The 5 Love Languages

Have you heard of the book The 5 Love Languages by Gary Chapman?
My friend Danielle suggested it to me and I read it and I LOVED it. I would highly suggest it to anyone who is married no matter what state your marriage is in. I am one who thinks that marriage is work and you need to constantly grow yourself and as a couple and this is a great resource to use to grow both!
Some of the things I took form this book…
“Your emotional love language and the language of your spouse may be as different as Chinese from English.”
 
“We must be willing to learn our spouse’s primary love language if we are to be effective communicators of love.”
 
“The need to feel loved by one’s spouse is at the heart of marital desires.”
 
“Our most basic emotional need is not to fall in love but to be genuinely loved by another, to know a love that grow out of reason and choice, not instinct.”
“Love is the attitude that says ‘I am married to you, and I choose to look out for your interests'”
 
“What makes one person feel loved emotionally is not always the thing that makes another person feel loved emotionally.” 
 
“Love is something you do for someone else, not something you do yourself.”
 
If those quotes that I took directly from the book don’t make you think I do not know what will.
After reading the book I decided that I wanted to list the love languages in what I thought were order for me.
Quality Time
Words of Affirmation
Acts of Service
Physical Touch
Receiving Gifts
I asked Mr. Big Truck what he thought his order of Love Language was and he said

Quality Time
Physical Touch
Words of Affirmation
Acts of Service
Receiving of Gifts

From there we both took the website and took their quiz. After taking the quiz it was interesting to find out that Mr. Big Truck and I both have the same order of Love Languages which are as follows.

Physical Touch
Quality Time
Words of Affirmation
Acts of Service
Receiving of Gifts.

Like I said, I thought it was interesting that Mr. Big Truck have the same order of Love Languages. That however is not always the case among couples. As I was reading the book Gary Chapman goes on to say that if you show your spouse love in their primary love language they will always feel loved and when they feel love they will show you love in return. It makes sense to me. Luckily Mr. Big Truck and I show love in the same ways and in each others love language!

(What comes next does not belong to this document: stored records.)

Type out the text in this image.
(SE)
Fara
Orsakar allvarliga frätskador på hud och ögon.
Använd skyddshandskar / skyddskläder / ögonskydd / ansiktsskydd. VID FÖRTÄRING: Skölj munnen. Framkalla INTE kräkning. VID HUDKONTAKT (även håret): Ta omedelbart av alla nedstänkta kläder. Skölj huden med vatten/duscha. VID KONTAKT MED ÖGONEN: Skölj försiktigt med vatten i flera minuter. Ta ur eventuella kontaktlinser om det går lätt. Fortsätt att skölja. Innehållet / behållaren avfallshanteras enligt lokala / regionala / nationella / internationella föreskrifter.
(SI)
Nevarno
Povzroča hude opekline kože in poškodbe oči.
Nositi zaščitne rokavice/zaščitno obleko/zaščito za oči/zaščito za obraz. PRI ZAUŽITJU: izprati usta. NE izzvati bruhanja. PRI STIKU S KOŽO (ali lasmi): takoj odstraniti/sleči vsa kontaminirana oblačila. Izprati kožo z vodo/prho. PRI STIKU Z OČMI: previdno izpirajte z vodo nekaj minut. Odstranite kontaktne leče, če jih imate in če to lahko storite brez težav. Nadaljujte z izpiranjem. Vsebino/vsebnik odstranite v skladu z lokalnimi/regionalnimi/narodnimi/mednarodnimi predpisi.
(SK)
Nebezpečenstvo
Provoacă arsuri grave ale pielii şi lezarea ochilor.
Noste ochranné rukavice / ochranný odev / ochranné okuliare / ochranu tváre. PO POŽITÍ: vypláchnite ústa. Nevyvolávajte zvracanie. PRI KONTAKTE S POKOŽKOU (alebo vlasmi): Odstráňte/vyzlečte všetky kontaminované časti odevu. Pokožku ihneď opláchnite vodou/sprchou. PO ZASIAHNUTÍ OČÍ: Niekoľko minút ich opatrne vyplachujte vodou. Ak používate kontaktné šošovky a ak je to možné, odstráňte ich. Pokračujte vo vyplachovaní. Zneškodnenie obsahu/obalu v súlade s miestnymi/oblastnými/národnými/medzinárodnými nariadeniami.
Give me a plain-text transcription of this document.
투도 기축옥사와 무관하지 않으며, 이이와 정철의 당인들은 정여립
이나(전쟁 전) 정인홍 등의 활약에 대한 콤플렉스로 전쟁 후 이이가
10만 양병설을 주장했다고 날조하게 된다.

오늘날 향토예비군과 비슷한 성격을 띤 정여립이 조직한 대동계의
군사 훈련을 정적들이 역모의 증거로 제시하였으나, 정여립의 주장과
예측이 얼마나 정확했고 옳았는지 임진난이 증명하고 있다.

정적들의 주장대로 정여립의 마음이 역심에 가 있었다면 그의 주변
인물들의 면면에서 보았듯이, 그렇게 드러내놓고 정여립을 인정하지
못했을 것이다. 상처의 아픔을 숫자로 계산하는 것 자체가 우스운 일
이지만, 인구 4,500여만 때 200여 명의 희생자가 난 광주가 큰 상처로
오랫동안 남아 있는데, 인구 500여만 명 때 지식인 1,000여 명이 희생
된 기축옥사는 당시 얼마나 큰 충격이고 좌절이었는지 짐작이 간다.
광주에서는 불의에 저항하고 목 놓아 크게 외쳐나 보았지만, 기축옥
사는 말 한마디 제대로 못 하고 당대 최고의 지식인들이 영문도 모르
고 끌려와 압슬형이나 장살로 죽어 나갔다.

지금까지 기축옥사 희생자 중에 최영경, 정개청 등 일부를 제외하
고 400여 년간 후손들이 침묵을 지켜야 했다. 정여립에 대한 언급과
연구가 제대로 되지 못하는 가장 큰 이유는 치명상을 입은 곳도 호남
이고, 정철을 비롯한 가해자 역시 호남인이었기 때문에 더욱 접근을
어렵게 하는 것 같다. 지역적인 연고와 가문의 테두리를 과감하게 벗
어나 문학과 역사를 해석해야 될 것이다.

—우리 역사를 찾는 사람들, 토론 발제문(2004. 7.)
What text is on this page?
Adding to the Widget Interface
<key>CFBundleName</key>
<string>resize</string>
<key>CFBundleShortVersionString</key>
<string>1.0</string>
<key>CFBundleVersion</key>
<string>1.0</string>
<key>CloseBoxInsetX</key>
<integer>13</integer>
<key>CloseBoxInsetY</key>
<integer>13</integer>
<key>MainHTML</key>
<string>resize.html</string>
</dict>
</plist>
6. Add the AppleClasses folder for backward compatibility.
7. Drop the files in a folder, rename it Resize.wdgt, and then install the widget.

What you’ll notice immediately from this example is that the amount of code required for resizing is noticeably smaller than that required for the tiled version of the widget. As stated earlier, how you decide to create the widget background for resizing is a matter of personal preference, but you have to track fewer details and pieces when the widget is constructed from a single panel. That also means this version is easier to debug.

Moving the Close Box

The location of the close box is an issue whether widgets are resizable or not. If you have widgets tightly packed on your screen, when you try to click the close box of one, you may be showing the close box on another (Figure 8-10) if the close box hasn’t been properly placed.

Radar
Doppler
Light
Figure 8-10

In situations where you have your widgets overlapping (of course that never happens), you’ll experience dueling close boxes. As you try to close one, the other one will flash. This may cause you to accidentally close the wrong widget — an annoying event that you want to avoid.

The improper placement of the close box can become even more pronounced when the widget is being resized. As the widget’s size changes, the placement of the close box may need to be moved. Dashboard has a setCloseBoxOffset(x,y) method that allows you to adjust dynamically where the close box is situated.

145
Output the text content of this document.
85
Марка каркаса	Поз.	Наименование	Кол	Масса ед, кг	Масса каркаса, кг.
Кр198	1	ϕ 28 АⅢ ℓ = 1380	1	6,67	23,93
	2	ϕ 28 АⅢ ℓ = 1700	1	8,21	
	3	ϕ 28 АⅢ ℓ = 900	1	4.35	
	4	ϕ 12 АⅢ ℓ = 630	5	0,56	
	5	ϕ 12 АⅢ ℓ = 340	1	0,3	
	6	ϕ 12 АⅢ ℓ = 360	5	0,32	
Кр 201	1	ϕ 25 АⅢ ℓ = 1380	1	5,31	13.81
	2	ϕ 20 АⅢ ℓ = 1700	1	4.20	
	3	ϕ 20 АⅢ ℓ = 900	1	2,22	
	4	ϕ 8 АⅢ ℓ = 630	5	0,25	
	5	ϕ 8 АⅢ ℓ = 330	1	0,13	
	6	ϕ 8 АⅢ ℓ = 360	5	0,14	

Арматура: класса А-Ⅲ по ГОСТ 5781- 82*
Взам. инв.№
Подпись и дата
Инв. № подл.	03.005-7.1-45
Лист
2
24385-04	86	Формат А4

Overall I would say this is a GREAT read for any couple no matter where in your marriage you may be. I know I am so glad I took Danielle’s recommendation and read the book.

  Hugs, Nikki

I have 10 Lovely Comments, I would love to have yours... on The 5 Love Languages

  1. avatar
    Jenn says:
    January 3, 2014

    I couldn’t agree more. I love the love languages and the concept behind it because it is SO true. I think it helps each person understand the other, and when they are showing you love, and what kind of love they/you need.

  2. avatar
    P!nky says:
    January 3, 2014

    I’ve heard amazing things about the book and know my love language, I just need to get my husband to take the quiz ;)!

  3. avatar
    January 3, 2014

    Interesting!! Isn’t it crazy how different it can be than what you expected?? And also very interesting you guys had the same order.

    It’s been such an awesome book for ALL relationships. I try to be more conscious of how I show love to others and attempt to do it in the way they like to be shown. Helps with sometimes feeling unappreciated.

  4. avatar
    January 4, 2014

    My husband and I actually read this early in our dating relationship and it was great for us. It really helped us understand where each other were coming from. I’m glad you guys enjoyed it so much!

  5. avatar
    Michael says:
    January 13, 2014

    This book has been on my radar for a while but seeing as I’m not married I’m not really ure it will apply. Still, it’s on my to-read list.

  6. avatar
    Chels says:
    February 11, 2014

    That’s awesome you guys have the same one – it seems like you’d be ‘on the same page’ more, so to speak. Learning what mine is has helped me realize why sometimes in realtionships I don’t feel like a ‘priority’ or what not

    • avatar
      Nikki says:
      February 11, 2014

      Yeah I was not super surprised to figure our we have the same ones. I was a really eye opening though to check it out for sure!

  7. avatar
    Nikki says:
    March 3, 2015

    Hi! I’m an author of children’s books and have just published a new book called What Love Looks Like by Nikki Rogers (me). This book was inspired by the book The 5 Love Languages and can really help parents and children recognise the different ways they give and receive love. It helps to be aware of the love languages of people in all sorts of relationships.

    • avatar
      Nikki says:
      March 4, 2015

      Do you have more information on this?